3) Ton premier EP, ce Sick Sad Girl à la fois lumineux et ombrageux, semble constituer pour toi le passage à un état nouveau, j’ai la sensation d’y entendre soniquement quelqu’un qui « mue » et trouve devant lui la lumière qui le fuyait jusque alors. Tu confirmes ?

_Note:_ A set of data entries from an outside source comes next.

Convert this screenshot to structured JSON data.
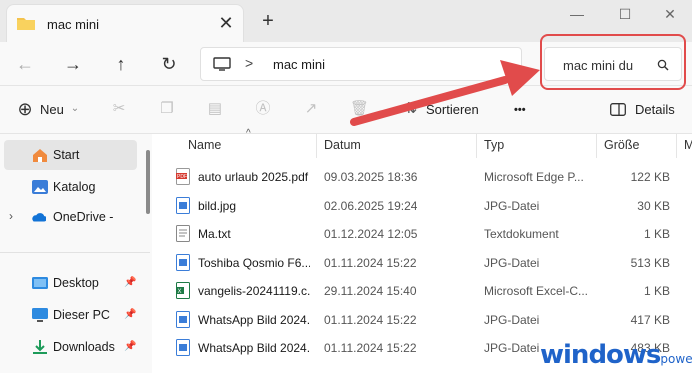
{
  "window": {
    "tab_title": "mac mini",
    "close_glyph": "✕",
    "new_tab_glyph": "+",
    "minimize_glyph": "—",
    "maximize_glyph": "☐",
    "close_window_glyph": "✕"
  },
  "nav": {
    "back": "←",
    "forward": "→",
    "up": "↑",
    "refresh": "↻",
    "breadcrumb_sep": ">",
    "location": "mac mini"
  },
  "search": {
    "value": "mac mini du"
  },
  "toolbar": {
    "new_label": "Neu",
    "sort_label": "Sortieren",
    "more": "•••",
    "details_label": "Details"
  },
  "sidebar": {
    "items": [
      {
        "label": "Start",
        "icon": "home-icon"
      },
      {
        "label": "Katalog",
        "icon": "gallery-icon"
      },
      {
        "label": "OneDrive - Perso",
        "icon": "onedrive-icon"
      },
      {
        "label": "Desktop",
        "icon": "desktop-icon"
      },
      {
        "label": "Dieser PC",
        "icon": "pc-icon"
      },
      {
        "label": "Downloads",
        "icon": "download-icon"
      }
    ]
  },
  "columns": {
    "name": "Name",
    "date": "Datum",
    "type": "Typ",
    "size": "Größe",
    "extra": "M"
  },
  "files": [
    {
      "name": "auto urlaub 2025.pdf",
      "date": "09.03.2025 18:36",
      "type": "Microsoft Edge P...",
      "size": "122 KB",
      "icon": "pdf-icon"
    },
    {
      "name": "bild.jpg",
      "date": "02.06.2025 19:24",
      "type": "JPG-Datei",
      "size": "30 KB",
      "icon": "image-icon"
    },
    {
      "name": "Ma.txt",
      "date": "01.12.2024 12:05",
      "type": "Textdokument",
      "size": "1 KB",
      "icon": "text-file-icon"
    },
    {
      "name": "Toshiba Qosmio F6...",
      "date": "01.11.2024 15:22",
      "type": "JPG-Datei",
      "size": "513 KB",
      "icon": "image-icon"
    },
    {
      "name": "vangelis-20241119.c...",
      "date": "29.11.2024 15:40",
      "type": "Microsoft Excel-C...",
      "size": "1 KB",
      "icon": "excel-icon"
    },
    {
      "name": "WhatsApp Bild 2024...",
      "date": "01.11.2024 15:22",
      "type": "JPG-Datei",
      "size": "417 KB",
      "icon": "image-icon"
    },
    {
      "name": "WhatsApp Bild 2024...",
      "date": "01.11.2024 15:22",
      "type": "JPG-Datei",
      "size": "483 KB",
      "icon": "image-icon"
    }
  ],
  "watermark": {
    "main": "windows",
    "suffix": "power"
  },
  "colors": {
    "accent": "#e14b4b",
    "folder": "#f4c34d",
    "logo": "#1f63c9"
  }
}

C’est très joliment dit et très juste. Ma santé mentale m’a paralysée pendant des années et à travers la création de cet EP j’ai pu me redéfinir en dehors de la maladie et grâce à la musique. Sick Sad Girl marque vraiment la fin de ce long voyage dans l’obscurité et c’était aussi un bon exercice pour construire une base de ce qui est « mon son ».
4) Que t’a apporté le fait de composer seule, « dans ton coin », en postant sur le net et en effectuant des livestreams ?
Toute cette période m’a permis de faire de l’introspection en profondeur et je crois qu’aujourd’hui avec le rythme de vie qu’on nous impose ça devient très compliqué pour tout le monde de le faire. Même si cette période était douloureuse je crois vraiment que ça a été un chance incroyable pour moi, et dans un deuxième temps ça m’a permis d’appréhender le regard des autres de manière progressive et douce. Ca m’a aussi permis de comprendre que la musique casse vraiment les barrières des frontières et du langage!
5) L’écriture est de toute évidence, pour toi, cathartique et salvatrice. Comment t’y prends-tu ?
Contrairement à la production où j’ai collaboré avec un ami, pour l’écriture j’ai vraiment besoin d’être seule, d’écouter la mélodie en boucle et de me replonger dans le sentiment qui a initialement inspiré la création. Et après je creuse et je commence par faire une sorte d’écriture automatique sans me demander si ça terminera dans la chanson ou pas. Eloigner l’auto jugement le plus possible et après je fais le tri et je mets plus en forme ce qui est venu naturellement. J’essaye de faire en sorte que ça soit le plus authentique possible, le plus fidèle possible à ce que j’ai vécu et ressenti.
6) Pour en revenir à Sick sad girl, à la fois pur et tourmenté, le rendu est-uniquement du à toi, Lou, ou as-tu été épaulée dans sa création ? Qu’en attends-tu, maintenant que l’objet tant attendu prend vie ?
J’ai d’abord tout composé, écrit et produit seule, et j’ai ensuite ramené ça à Mehdi Major qui m’a aidé à grossir les productions. Par contre Sinking, je l’ai écrite seule mais on l’a composée ensemble, c’est venu assez naturellement. J’ai l’espoir secret qu’il aide certaines personnes qui traversent ce que j’ai pu vivre, que ça leur donne l’espoir d’un après, parce qu’à l’époque l’idée même d’un lendemain me paraissait impossible.
7) J’écoute l’EP d’une oreille nouvelle depuis que j’en connais l’origine profonde, ce qui accrédite le fait que le vécu, quand bien même il s’avère traumatique, « transcende » l’auteur et offre à l’auditeur une perspective différente, qui l’incite à s’impliquer et modifie sa perception du contenu. Qu’en penses-tu ?
Je trouve ça magique. Sans en connaître l’origine, le projet peut-être apprécié et compris complètement hors de mon vécu. Si l’auditeur est curieux et qu’il tombe sur son explication de nouvelles nuances s’ajoutent et creusent de nouveaux sillons émotionnels. C’est comme ça avec toutes les oeuvres et l’art en général et l’empathie ne fait qu’augmenter notre expérience des choses. Magique et profondément humain.
8) D’où viennent tes éventuelles influences, s’agissant de ton EP ? As-tu des « modèles « ou préfères-tu oeuvrer en solo total, à l’exclusion de tout apport extérieur ?
Je pense qu’il est impossible de ne pas avoir d’apports extérieurs, on est tous l’addition de millions de choses auxquelles on est exposés. Mais comme c’était mon premier projet, je ne me suis pas mise de barrières et j’ai fait ce qui m’est venu naturellement. Après personnellement j’écoute beaucoup de pop, de hip hop et r’n’b, dont la scène Coréenne qui tire beaucoup du jazz et ça j’adore.